Where Homosexuality Is the Norm
Edward (Ted) Fischer is the Director of Latin American Studies at Vanderbilt University.
Fischer studies cultural anthropology, specializing in matters of economics and moralities. Most of his fieldwork has been in Guatemala (with the Maya) but he has also worked in and written on Germany and the United States. His books include “Cultural Logics and Global Economies,” “Maya Cultural Activism,” and “Broccoli and Desire.” With Peter Benson he is now working on a project titled “Markets and Moralities.” He also has a video series out from The Teaching Co. titled “Peoples and Cultures of the World.”
He received his PhD, in anthropology at Tulane University and his undergraduate degree from University of Alabama at Birmingham after studying at Birmingham-Southern College.
Question: Where is homosexuality completely accepted?
Ted Fischer: How love is manifested varies greatly from culture to culture. And we, I think, often think of our way as the only way, or the best way, or the natural way, and yet it’s not. And this is really the power of anthropology is showing us we naturally think the way we do things is best very often. And looking around the world and saying, “Oh, among the Sambia in New Guinea they form homosexual bonds between men and also have husbands and wives.” That’s a different way of configuring families. A different way of configuring love. And it opens up the range of possibility for us to reconsider the way in which we do things. And it doesn’t mean we have to adopt somebody else's pattern, but just knowing that we construct this world in which we live, and if we want to we can change it.
There are few notable cases around the world. Among Plains Indians before contact and even shortly after contact, there was a recognized; sometimes it’s called a third gender. So men who would feel like they are truly women, and they would dress as women, and the they would take male husbands, and very much a pattern of romantic love, falling in love, marrying, not having children, of course but still living as husband and wife. So that’s one pattern that we find in a few cultures around the world. More often, interestingly, of men feeling that they should be women. A few cases that we find of women feeling that they should be men and dressing as men, but that seems to be more transgressive for cultures in some way. So that’s one pattern.
Question: Are women sexually shunned in any cultures?
Ted Fischer: Another pattern that we find, especially, in New Guinea and in the Amazon region are men forming very strong bonds between themselves, and sometimes this is sexual as well as platonic. And in these cultures a very deep suspicion of women. Women is seen polluting, as dangerous, as someone who would suck a man’s life blood out of them, and so in these cultures there’s still heterosexual bonds, and heterosexual relationships and that’s the norm. And yet it’s seen as dangerous. And men feel more comfortable in the men’s house where only men can go. And for example, among the Sambia of New Guinea that involves -- it involves sexual relations. So young boys are taught about sex by having oral sex with older men. And very -- and sometimes -- and then they’re expected then to go through this progression of having sexual relations with older men, then having sexual relationships with younger men, and then becoming heterosexual, choosing a wife and living with that wife and having children.
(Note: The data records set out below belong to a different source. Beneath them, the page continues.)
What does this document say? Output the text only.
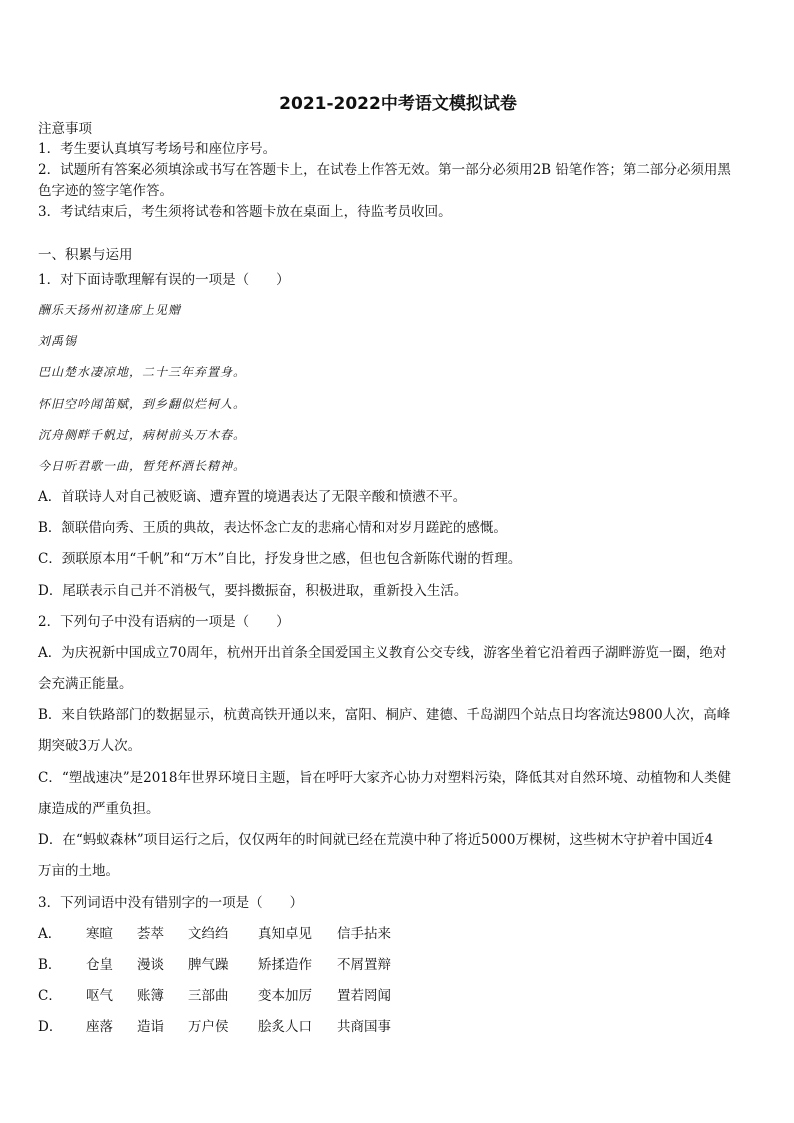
2021-2022中考语文模拟试卷
注意事项
1．考生要认真填写考场号和座位序号。
2．试题所有答案必须填涂或书写在答题卡上，在试卷上作答无效。第一部分必须用2B 铅笔作答；第二部分必须用黑
色字迹的签字笔作答。
3．考试结束后，考生须将试卷和答题卡放在桌面上，待监考员收回。
一、积累与运用
1．对下面诗歌理解有误的一项是（　　）
酬乐天扬州初逢席上见赠
刘禹锡
巴山楚水凄凉地，二十三年弃置身。
怀旧空吟闻笛赋，到乡翻似烂柯人。
沉舟侧畔千帆过，病树前头万木春。
今日听君歌一曲，暂凭杯酒长精神。
A．首联诗人对自己被贬谪、遭弃置的境遇表达了无限辛酸和愤懑不平。
B．颔联借向秀、王质的典故，表达怀念亡友的悲痛心情和对岁月蹉跎的感慨。
C．颈联原本用“千帆”和“万木”自比，抒发身世之感，但也包含新陈代谢的哲理。
D．尾联表示自己并不消极气，要抖擞振奋，积极进取，重新投入生活。
2．下列句子中没有语病的一项是（　　）
A．为庆祝新中国成立70周年，杭州开出首条全国爱国主义教育公交专线，游客坐着它沿着西子湖畔游览一圈，绝对
会充满正能量。
B．来自铁路部门的数据显示，杭黄高铁开通以来，富阳、桐庐、建德、千岛湖四个站点日均客流达9800人次，高峰
期突破3万人次。
C．“塑战速决”是2018年世界环境日主题，旨在呼吁大家齐心协力对塑料污染，降低其对自然环境、动植物和人类健
康造成的严重负担。
D．在“蚂蚁森林”项目运行之后，仅仅两年的时间就已经在荒漠中种了将近5000万棵树，这些树木守护着中国近4
万亩的土地。
3．下列词语中没有错别字的一项是（　　）
A． 寒暄 荟萃 文绉绉 真知卓见 信手拈来
B． 仓皇 漫谈 脾气躁 矫揉造作 不屑置辩
C． 呕气 账簿 三部曲 变本加厉 置若罔闻
D． 座落 造诣 万户侯 脍炙人口 共商国事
Very often it’s hard for these men to make that transition to heterosexuality because women are scary, and they don’t want to be too polluted by women. So that’s interesting for this notion that heterosexually is natural. It probably is. I mean, most of the Sambia don’t want to continue with these homosexual relations for the rest of their lives. Some of them do and resist pairing up with a woman. But even for the ones who want to be with women, it’s a hard transition because they’ve learned a different kind of sex.
But those are the exceptions around the world. In most cultures around the world heterosexuality is the norm, and not only the norm, but the, you know, the very clearly the norm that other sorts of love are looked down upon. But this changes over time. I mean, there were -- we can talk about ancient Rome. We could also talk about times in the United States or in western European history where homosexuality wasn’t accepted but it also was, it was kind of a screaming secret. There were, you know, spinsters who lived together, or men who liked men, and you wouldn’t talk about it in polite company, but it was one of those things we know it goes on and we just won’t talk about it. So we’ve seen homosexuality even in cultures such as our own that have and even in the very recent past had strong prohibitions against homosexual love. Evolutionarily we would expect, and then if there is an evolutionary basis for it, we would expect that it would have evolved to promote male/female bonding. It just makes evolutionary sense. But it doesn’t mean, I mean, the beauty of humans is we’ve evolved these huge brains so that we’re not slaves to our biology any more. We’re not automatons. We, again, we create our forms of love. We make love. If we can use that as a phrase. And so we can make love in different sorts of ways.